In its arguments against Pandey’s report to the CCI, DLF questioned the validity of the findings by downplaying its market dominance—while also arguing that restrictions on dominance only came into effect after 20 May 2009, when the national Competition Act was amended, long after the company had sold the Belaire apartments. As for the “abusive” clauses found in its contracts, these were “industry practice”, it claimed. For the first time, DLF also scaled down its estimate of the size of its Gurgaon holdings from 3,500 acres to 1,650 acres. It denied the accusation of dominating the luxury real estate market by arguing—incredibly—that no such segment as “high-end residential accommodation” existed in Gurgaon.

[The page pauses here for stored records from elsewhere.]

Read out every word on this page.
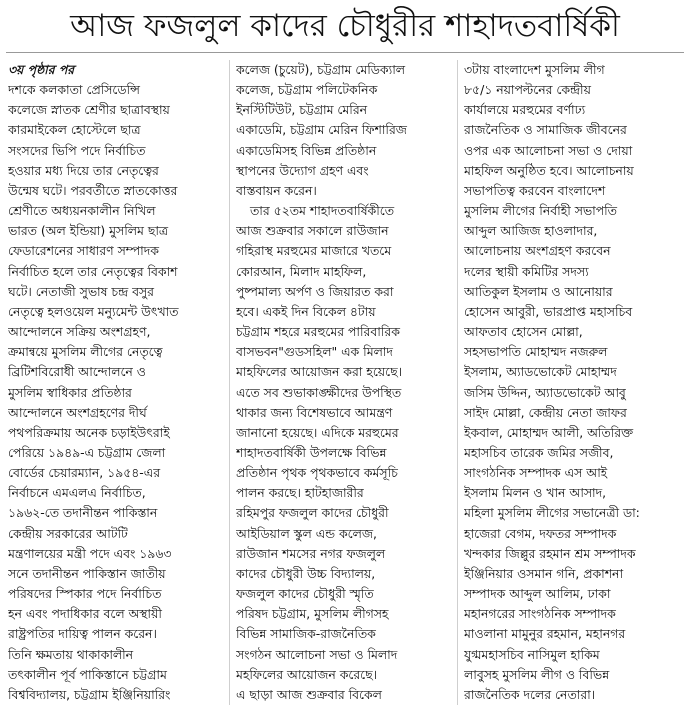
আজ ফজলুল কাদের চৌধুরীর শাহাদতবার্ষিকী
৩য় পৃষ্ঠার পর
দশকে কলকাতা প্রেসিডেন্সি
কলেজে স্নাতক শ্রেণীর ছাত্রাবস্থায়
কারমাইকেল হোস্টেলে ছাত্র
সংসদের ভিপি পদে নির্বাচিত
হওয়ার মধ্য দিয়ে তার নেতৃত্বের
উন্মেষ ঘটে। পরবর্তীতে স্নাতকোত্তর
শ্রেণীতে অধ্যয়নকালীন নিখিল
ভারত (অল ইন্ডিয়া) মুসলিম ছাত্র
ফেডারেশনের সাধারণ সম্পাদক
নির্বাচিত হলে তার নেতৃত্বের বিকাশ
ঘটে। নেতাজী সুভাষ চন্দ্র বসুর
নেতৃত্বে হলওয়েল মন্যুমেন্ট উৎখাত
আন্দোলনে সক্রিয় অংশগ্রহণ,
ক্রমান্বয়ে মুসলিম লীগের নেতৃত্বে
ব্রিটিশবিরোধী আন্দোলনে ও
মুসলিম স্বাধিকার প্রতিষ্ঠার
আন্দোলনে অংশগ্রহণের দীর্ঘ
পথপরিক্রমায় অনেক চড়াইউৎরাই
পেরিয়ে ১৯৪৯-এ চট্টগ্রাম জেলা
বোর্ডের চেয়ারম্যান, ১৯৫৪-এর
নির্বাচনে এমএলএ নির্বাচিত,
১৯৬২-তে তদানীন্তন পাকিস্তান
কেন্দ্রীয় সরকারের আটটি
মন্ত্রণালয়ের মন্ত্রী পদে এবং ১৯৬৩
সনে তদানীন্তন পাকিস্তান জাতীয়
পরিষদের স্পিকার পদে নির্বাচিত
হন এবং পদাধিকার বলে অস্থায়ী
রাষ্ট্রপতির দায়িত্ব পালন করেন।
তিনি ক্ষমতায় থাকাকালীন
তৎকালীন পূর্ব পাকিস্তানে চট্টগ্রাম
বিশ্ববিদ্যালয়, চট্টগ্রাম ইঞ্জিনিয়ারিং
কলেজ (চুয়েট), চট্টগ্রাম মেডিক্যাল
কলেজ, চট্টগ্রাম পলিটেকনিক
ইনস্টিটিউট, চট্টগ্রাম মেরিন
একাডেমি, চট্টগ্রাম মেরিন ফিশারিজ
একাডেমিসহ বিভিন্ন প্রতিষ্ঠান
স্থাপনের উদ্যোগ গ্রহণ এবং
বাস্তবায়ন করেন।
তার ৫২তম শাহাদতবার্ষিকীতে
আজ শুক্রবার সকালে রাউজান
গহিরাস্থ মরহুমের মাজারে খতমে
কোরআন, মিলাদ মাহফিল,
পুষ্পমাল্য অর্পণ ও জিয়ারত করা
হবে। একই দিন বিকেল ৪টায়
চট্টগ্রাম শহরে মরহুমের পারিবারিক
বাসভবন"গুডসহিল" এক মিলাদ
মাহফিলের আয়োজন করা হয়েছে।
এতে সব শুভাকাঙ্ক্ষীদের উপস্থিত
থাকার জন্য বিশেষভাবে আমন্ত্রণ
জানানো হয়েছে। এদিকে মরহুমের
শাহাদতবার্ষিকী উপলক্ষে বিভিন্ন
প্রতিষ্ঠান পৃথক পৃথকভাবে কর্মসূচি
পালন করছে। হাটহাজারীর
রহিমপুর ফজলুল কাদের চৌধুরী
আইডিয়াল স্কুল এন্ড কলেজ,
রাউজান শমসের নগর ফজলুল
কাদের চৌধুরী উচ্চ বিদ্যালয়,
ফজলুল কাদের চৌধুরী স্মৃতি
পরিষদ চট্টগ্রাম, মুসলিম লীগসহ
বিভিন্ন সামাজিক-রাজনৈতিক
সংগঠন আলোচনা সভা ও মিলাদ
মহফিলের আয়োজন করেছে।
এ ছাড়া আজ শুক্রবার বিকেল
৩টায় বাংলাদেশ মুসলিম লীগ
৮৫/১ নয়াপল্টনের কেন্দ্রীয়
কার্যালয়ে মরহুমের বর্ণাঢ্য
রাজনৈতিক ও সামাজিক জীবনের
ওপর এক আলোচনা সভা ও দোয়া
মাহফিল অনুষ্ঠিত হবে। আলোচনায়
সভাপতিত্ব করবেন বাংলাদেশ
মুসলিম লীগের নির্বাহী সভাপতি
আব্দুল আজিজ হাওলাদার,
আলোচনায় অংশগ্রহণ করবেন
দলের স্থায়ী কমিটির সদস্য
আতিকুল ইসলাম ও আনোয়ার
হোসেন আবুরী, ভারপ্রাপ্ত মহাসচিব
আফতাব হোসেন মোল্লা,
সহসভাপতি মোহাম্মদ নজরুল
ইসলাম, অ্যাডভোকেট মোহাম্মদ
জসিম উদ্দিন, অ্যাডভোকেট আবু
সাইদ মোল্লা, কেন্দ্রীয় নেতা জাফর
ইকবাল, মোহাম্মদ আলী, অতিরিক্ত
মহাসচিব তারেক জমির সজীব,
সাংগঠনিক সম্পাদক এস আই
ইসলাম মিলন ও খান আসাদ,
মহিলা মুসলিম লীগের সভানেত্রী ডা:
হাজেরা বেগম, দফতর সম্পাদক
খন্দকার জিল্লুর রহমান শ্রম সম্পাদক
ইঞ্জিনিয়ার ওসমান গনি, প্রকাশনা
সম্পাদক আব্দুল আলিম, ঢাকা
মহানগরের সাংগঠনিক সম্পাদক
মাওলানা মামুনুর রহমান, মহানগর
যুগ্মমহাসচিব নাসিমুল হাকিম
লাবুসহ মুসলিম লীগ ও বিভিন্ন
রাজনৈতিক দলের নেতারা।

It also tried to argue that it couldn’t be considered dominant because, it said, 85 to 90 percent of its bookings happen through brokers, who sell multiple properties. To support its arguments, DLF submitted two reports—one from Jones Lang Lasalle Meghraj, an international property consultant with whom they have a business relationship, and one from Genesis Analytics, a consulting firm operating in emerging markets—and one affidavit from a broker.
DLF’s arguments appeared particularly absurd given the sorts of claims freely made by KP Singh in his autobiography, and in the company’s marketing material. Eventually the CCI’s 2011 judgement, which DLF unsuccessfully tried to overturn at the Delhi High Court, agreed with the director general’s findings. In some cases, though DLF was technically abiding by the letter of its buyers’ agreements, the contracts were deemed to be “highly abusive”. The Commission ruled that it was “clear that DLF has been grossly abusing its dominant position, and that too against a vulnerable section of consumers … There appear to be no mitigating factors for taking a lenient view.” It also noted that, because DLF did not escrow funds from its various projects, there was no way to guarantee that money earned from the future residents of one proposed building would not be funnelled towards another speculative deal. The commission slapped the company with the Rs 630-crore fine. DLF then took its appeal to the Competition Appellate Tribunal, which has stayed the CCI’s order while it rehears the case.
The Belaire Owners Association is one of an increasing number of organisations set up by homeowners to address misleading marketing practices and infrastructural failures at complexes like DLF’s Belaire, Regency Park, Park Place, and The Magnolias, and also at Raheja’s Atlantis. Unlike coalitions of village smallholders, many of these groups are made up of wealthy and well-connected business people and retirees who have the means to fight lengthy court cases.